И от этого мне неспокойно.
— Прекрати дёргаться, — говорит Бен, толкая меня плечом.
Он, тоже игнорируя мягкие пуфики в коридоре, уселся на пол, и сейчас не сводит взгляд с моей дёргающейся коленки.
— Мы принесли химеру в дом, в котором я живу, — произношу я. — Ладно Вася, но что я скажу дяде и тёте?
— Так это не твоя семья? — интересуется Бен.
— Аполлинария живёт с родителями своего двоюродного брата, потому что её родной отец умер, когда она была ещё ребёнком, а мать… с ней у них скверные отношения.
— Добро пожаловать в клуб, — усмехаясь, говорит Бен.
— Но Вася смотрит на тебя так, словно никого роднее у него нет, — подмечает Нина. Она стоит напротив нас, скрестив руки на груди.
Я медленно киваю. Аполлинария и Вася близки. Эту связь я чувствую, и она очень похожа на ту, что соединяет меня и Даню в нашем настоящем. Родные люди не по крови, но по духу: брат, который готов принять неверное решение ради сестры, и сестра, которая готова броситься под нож ради брата.

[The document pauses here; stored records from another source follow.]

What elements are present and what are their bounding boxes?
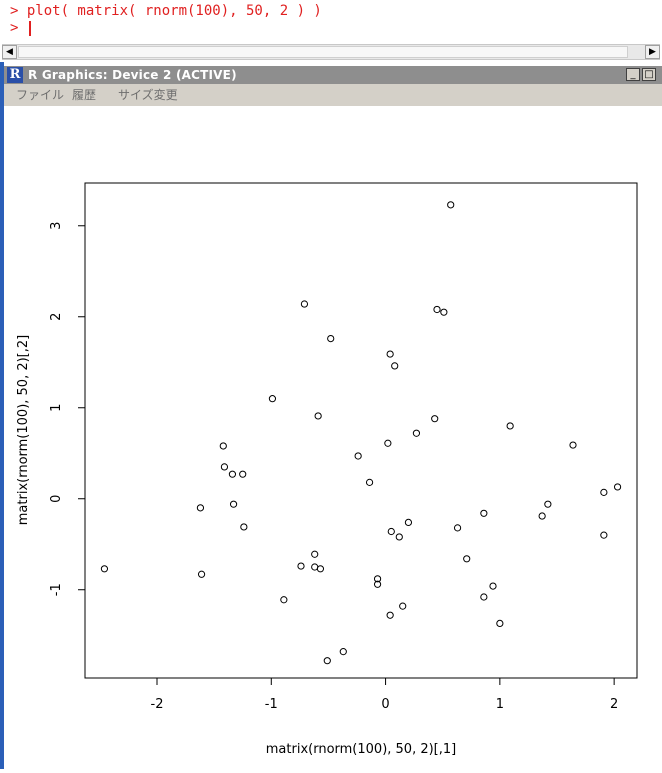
plot-canvas: -2 -1 0 1 2 -1 0 1 2 3 matrix(rnorm(100), 50, 2)… (4, 106, 662, 769)
menu-file[interactable]: ファイル (16, 84, 64, 106)
data-point (268, 395, 277, 403)
maximize-icon: □ (644, 69, 654, 80)
y-axis: -1 0 1 2 3 (49, 222, 86, 596)
data-point (480, 509, 488, 517)
scatter-plot: -2 -1 0 1 2 -1 0 1 2 3 matrix(rnorm(100), 50, 2)… (16, 182, 638, 757)
data-point (431, 415, 439, 423)
data-point (440, 308, 448, 316)
data-point (300, 300, 309, 308)
y-tick-label: 0 (49, 495, 64, 503)
data-point (196, 504, 205, 512)
text-cursor (28, 20, 31, 36)
data-point (600, 531, 608, 539)
data-point (297, 562, 305, 570)
console-prompt-line[interactable]: > (10, 19, 31, 37)
r-logo-icon: R (7, 67, 23, 83)
data-point (480, 593, 488, 601)
data-point (387, 527, 395, 536)
data-point (538, 512, 546, 520)
arrow-right-icon: ▶ (649, 47, 656, 57)
data-point (197, 570, 206, 578)
data-point (384, 439, 392, 447)
console-prompt: > (10, 20, 27, 36)
scrollbar-thumb[interactable] (18, 46, 628, 58)
data-point (433, 305, 441, 314)
data-point (323, 657, 331, 665)
y-axis-label: matrix(rnorm(100), 50, 2)[,2] (16, 335, 31, 525)
data-point (613, 483, 622, 491)
data-point (391, 362, 399, 370)
data-point (489, 582, 497, 590)
x-tick-label: 0 (381, 697, 389, 712)
data-point (412, 429, 421, 437)
console-area[interactable]: > plot( matrix( rnorm(100), 50, 2 ) ) > … (0, 0, 662, 62)
data-point (354, 452, 362, 460)
data-point (506, 422, 514, 430)
arrow-left-icon: ◀ (6, 47, 13, 57)
data-point (386, 611, 394, 619)
data-point (219, 442, 227, 450)
scroll-left-button[interactable]: ◀ (2, 45, 17, 59)
y-tick-label: 2 (49, 313, 64, 321)
data-point (399, 602, 407, 610)
data-point (453, 524, 462, 532)
data-point (496, 619, 504, 628)
data-point (463, 555, 471, 563)
data-point (280, 596, 288, 604)
minimize-icon: _ (630, 69, 636, 80)
console-command-line: > plot( matrix( rnorm(100), 50, 2 ) ) (10, 3, 322, 19)
menu-bar: ファイル 履歴 サイズ変更 (4, 84, 662, 106)
data-point (229, 500, 238, 508)
menu-history[interactable]: 履歴 (72, 84, 96, 106)
x-tick-label: 1 (496, 697, 504, 712)
data-point (404, 518, 413, 527)
x-axis: -2 -1 0 1 2 (151, 677, 618, 712)
data-point (327, 334, 335, 343)
y-tick-label: -1 (49, 583, 64, 596)
data-point (314, 412, 322, 420)
maximize-button[interactable]: □ (642, 68, 656, 81)
data-point (220, 463, 229, 471)
data-point (365, 478, 374, 486)
y-tick-label: 1 (49, 404, 64, 412)
window-title: R Graphics: Device 2 (ACTIVE) (28, 68, 237, 82)
scroll-right-button[interactable]: ▶ (645, 45, 660, 59)
data-points (100, 201, 622, 665)
data-point (240, 523, 248, 531)
x-tick-label: -2 (151, 697, 164, 712)
graphics-window-titlebar[interactable]: R R Graphics: Device 2 (ACTIVE) _ □ (4, 66, 662, 84)
data-point (447, 201, 455, 209)
data-point (544, 500, 552, 508)
data-point (569, 441, 577, 449)
minimize-button[interactable]: _ (626, 68, 640, 81)
data-point (228, 470, 237, 478)
data-point (339, 648, 347, 656)
data-point (100, 565, 109, 573)
menu-resize[interactable]: サイズ変更 (118, 84, 178, 106)
y-tick-label: 3 (49, 222, 64, 230)
data-point (386, 350, 394, 358)
data-point (395, 533, 403, 541)
x-axis-label: matrix(rnorm(100), 50, 2)[,1] (266, 742, 456, 757)
data-point (600, 488, 608, 496)
horizontal-scrollbar[interactable]: ◀ ▶ (2, 44, 660, 60)
plot-frame (84, 182, 638, 679)
x-tick-label: -1 (265, 697, 278, 712)
data-point (239, 470, 247, 478)
data-point (311, 550, 319, 558)
data-point (316, 565, 325, 573)
x-tick-label: 2 (610, 697, 618, 712)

— Он такой спокойный, — говорит Бен. — То есть, абсолютно. У него ни один мускул не дёрнулся на лице, когда мы перешагнули через портал и оказались в его комнате с индрой на руках.
— Индрой? — переспрашивает Нина, отлипая от стены. — Я думала, они перекрыли портал между нашими мирами.
— Так и есть. Они путешествуют перекрёстно.
— Кто-нибудь из вас может пояснить мне, кто они такие? — спрашиваю я.